The National Highway Traffic Safety Administration and 18 automakers have announced a commitment to improving car safety and catching safety defects before they turn into extensive recalls.

Automakers have recalled more than 100 million vehicles over the past two years. Likewise, a record number of civil penalties were issued during that time by NHTSA to spur industry action. Clearly, the collective auto industry can and should do better.

More than 94 percent of the 32,000 fatalities that happened on U.S. roads in 2014 were a direct result of human error. Making advanced safety features such as forward-collision warning with automatic emergency braking more widely available and even standard equipment can significantly reduce collisions.

Autonomous cars also hold significant promise.
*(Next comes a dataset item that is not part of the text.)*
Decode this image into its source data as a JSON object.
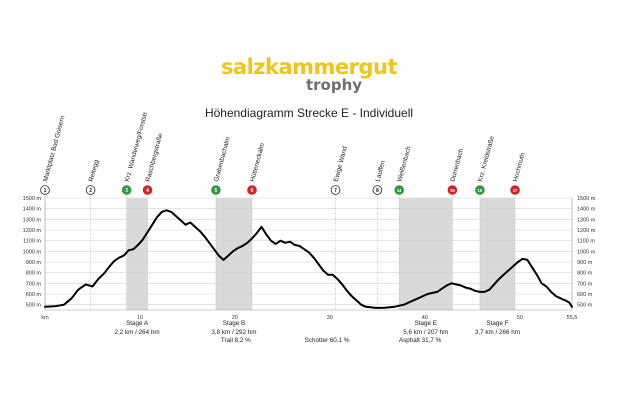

In fact, just yesterday U.S. Transportation Secretary Anthony Foxx announced that President Barack Obama is proposing spending $3.9 billion dollars over the next 10 years to help accelerate projects related to the development and safety of self-driving cars.

These back-to-back announcements show the government taking the wheel in driving manufacturers to be more proactive with implementing safety features, preventing defects, and, in cases when defects are found, hastening the repair process.

“It's vitally important to find and fix safety defects before, not after, consumers get hurt. These safety principles are a first step in that effort and we appreciate the consensus reached by NHTSA and the auto industry," says William Wallace, policy analyst for Consumers Union, the policy and advocacy arm of Consumer Reports.

Also integral to the announcement is a pledge between industry and government to share data and analysis and collaborate to mitigate cybersecurity threats.

"Better dialogue and data-sharing between industry and NHTSA are part of the solution, but holding companies accountable when they don’t measure up is equally important. Going forward, we urge automakers to follow through by meeting and exceeding the commitments they have made today. NHTSA should hold them to their word and keep taking strong steps to protect consumers on the road," says Wallace.